Putin on trial? It’s not that far-fetched
Ayear ago, it would have been a fantasy to imagine Russian President Vladimir Putin facing a reckoning for his crimes in Ukraine. But now there’s at least reason to hope an international court case could become a reality.
On Tuesday, in his speech in Warsaw, President Joe Biden promised “to seek justice for the war crimes and crimes against humanity continuing to be committed by the Russians” in Ukraine. A few days earlier in Munich, Vice President Kamala Harris had used similar language about Russian atrocities, adding that “superiors who are complicit in those crimes” would be “held to account.”
Earlier this month, Ursula von der Leyen, president of the European Commission, announced the creation of an international center for the prosecution of “the crime of aggression in Ukraine,” which is being set up in The Hague, home of the International Criminal Court and the scene of several past high-profile war crimes trials.
This could lead to the creation of a special tribunal aimed at top Russian officials who engineered the war in Ukraine — Putin first and foremost. A variety of organizations are already investigating, and in some cases prosecuting, Russian soldiers and military commanders for atrocities in the conflict. But because the ICC lacks the jurisdiction to prosecute those who made the decision to go to war in the first place, there is a need for the new high-level court.
Why is this important? Geoffrey Nice, a British lawyer who led the prosecution of ex-Yugoslav president Slobodan Milosevic during his trial for war crimes early in the century, put it to me starkly: The primary point of any accountability process is deterrence. We need to dissuade future leaders from thinking they can get away with this. And if that’s the case, he said, the sooner we start, the better. He also noted that Putin doesn’t have to be in custody for a trial to go ahead; he can be tried in absentia.
A prosecution also signals to victims that the world cares — and ensures that all crimes committed are documented in detail.
Yes, there are obstacles to speedy justice. Russia is a member of the United Nations Security Council, a position that gives it considerable sway. And China, India, Turkey, South Africa and other countries have shown that they are unwilling to condemn Russian aggression, especially when they are profiting from cooperation with Moscow. Many around the world would decry any trial of Kremlin leaders as unfair.

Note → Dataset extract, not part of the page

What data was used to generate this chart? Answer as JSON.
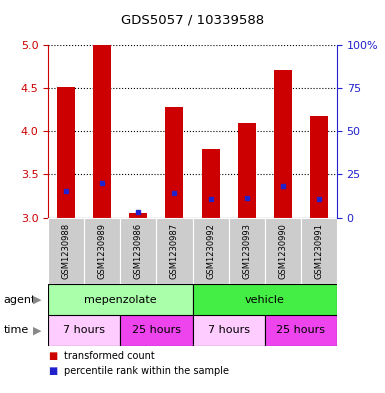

Yet, Moscow might not be able to rely on its friends forever. Images of Russia’s astonishing savagery in Ukraine continue to circulate around the world — which helps to explain why resolutions condemning the war have passed by overwhelming margins in the U.N. General Assembly. Even some of Putin’s closest allies might shy away from being associated too publicly with the man who wanted to change international borders by force.
There are those who argue for holding back on talk of a reckoning for Putin as long as the war continues. After all, the West negotiated with Milosevic to end the first phase of the 1990s wars in former Yugoslavia. It was only later, after NATO intervention ended the Kosovo Conflict and a change of government in Belgrade toppled Milosevic from power, that the international community moved to prosecute him.
Today, the argument goes, stopping the war should again take priority. Threatening Putin with legal jeopardy would only give him one more reason to continue his aggression.
It’s a valid point, but it’s also possible to argue the opposite: that moving ahead with a tribunal might hasten the war’s end — by signaling that Putin’s regime has lost legitimacy, and the only way Russia can hope to regain its status in the world is by getting rid of him.
Nice said he’d like to see Putin on trial within the year. He noted that while prosecuting individual atrocities can take years, determining ultimate responsibility for the war is “straightforward” and therefore faster. “Putin,” he said, “has committed an attack on a civilian population, which is one of the requirements for crimes against humanity.”
A scenario in which a devastating Russian loss — like Milosevic’s catastrophic failure to impose his will on the Balkans — prompts Putin’s downfall and subsequent prosecution remains a long shot. But that doesn’t mean we shouldn’t start putting together the case against him.